Q: Could you tell us about some of the projects currently under the CNCF umbrella?

Priyanka: CNCF is home for many of the fastest-growing open source projects, including Kubernetes, the technology used to manage clusters of containers that are standardized building blocks of codes, and Prometheus, which provides monitoring for cloud native systems. All told, we have  33 graduated and incubating projects, more than 70 projects total, and are adding new sandbox and incubating projects all the time. Arm recently contributed PARSEC, a project for security at the Edge.

At CNCF, we allow for project experimentation and projects that are competitive and complementary. For example:

  • We have several service mesh projects including the incubating project Linkerd, and sandbox projects Kuma, Network Service Mesh, Open Service Mesh, and Service Mesh Interface (SMI). The Envoy service proxy is also a graduated project. 
  • Incubating projects Cortex and Thanos build on top of Prometheus and extend its capabilities. There is a lot of crossover between Prometheus, Cortex, and Thanos maintainership and code, and close coordination among the projects.

Q: Cloud native and containers are enjoying phenomenal growth. What is driving that? 

Priyanka: Cloud native starts with cloud computing, and Kubernetes and containers enable the whole process. With containers, organizations build and deploy software differently -  it can be shipped faster and resiliently. We have seen a year or two of explosive innovation around all kinds of things, observability, security, and so on, all enabled by the Kubernetes and cloud native ecosystem. According to our soon to be released Cloud Native Survey for 2020, 92% of respondents are using containers in production, a 300% increase from our first survey in 2016.

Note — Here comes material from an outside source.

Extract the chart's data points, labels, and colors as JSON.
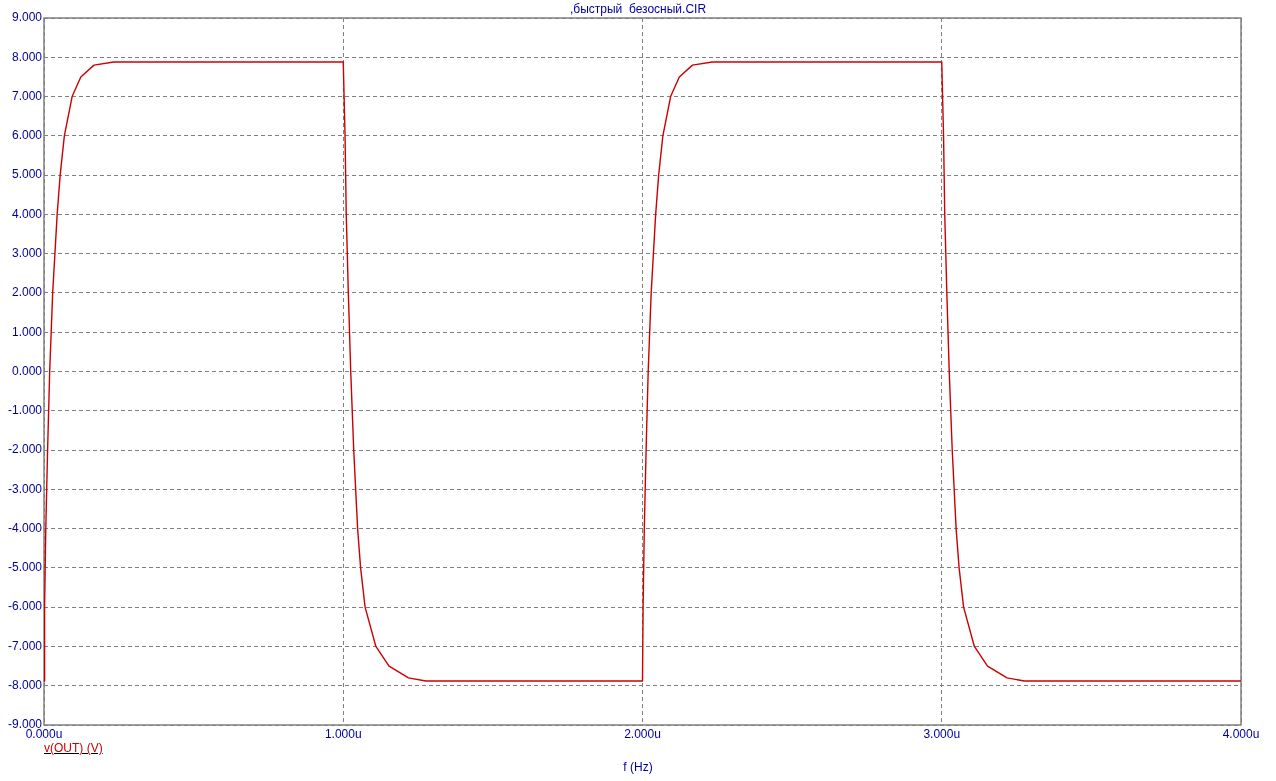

Also, according to a report by SlashData prepared for CNCF, there are now 6.5 million cloud native developers around the world, 1.8 million more than in Q2 2019. Of these developers, 2.7 million are using Kubernetes, with many more to come. 

We are in the second wave of cloud native now, and it will be a tsunami compared to the first one. Our world has changed, the pandemic has changed it, and end users will be driving it for years to come.

Q: How do you see edge architectures driving change in the coming years? And what changes might these technology changes usher in?

Priyanka: Gartner predicts that by 2025, three-quarters of enterprise-generated data will be created and processed at the edge – meaning outside a traditional centralized data center or cloud. That’s up from just 10 percent in 2018. That’s a massive jump, and it’ll only get bigger. 

There is a huge opportunity to harness the power of cloud native at the edge. As Kubernetes is the de-facto orchestrator for cloud native services we are already seeing it starting to evolve to support edge computing deployments. This is a huge win for the entire industry including companies like Arm in bringing performance and power efficient computing to the edge for software developers.

CNCF just added KubeEdge, an open-source system for extending containerized application orchestration capabilities to hosts at the edge, as an incubating project, and K3s, a certified Kubernetes distribution built for IoT & Edge computing to the CNCF sandbox.

This momentum will push the Kubernetes community into new and exciting areas like IoT, AI, and ML.

Kubernetes was born in massive data centers but Kubernetes will evolve for edge deployments just like Linux did for embedded systems.

I’m very excited to have a special Cameo during the upcoming Arm Developer Summit, and hope you all will tune it!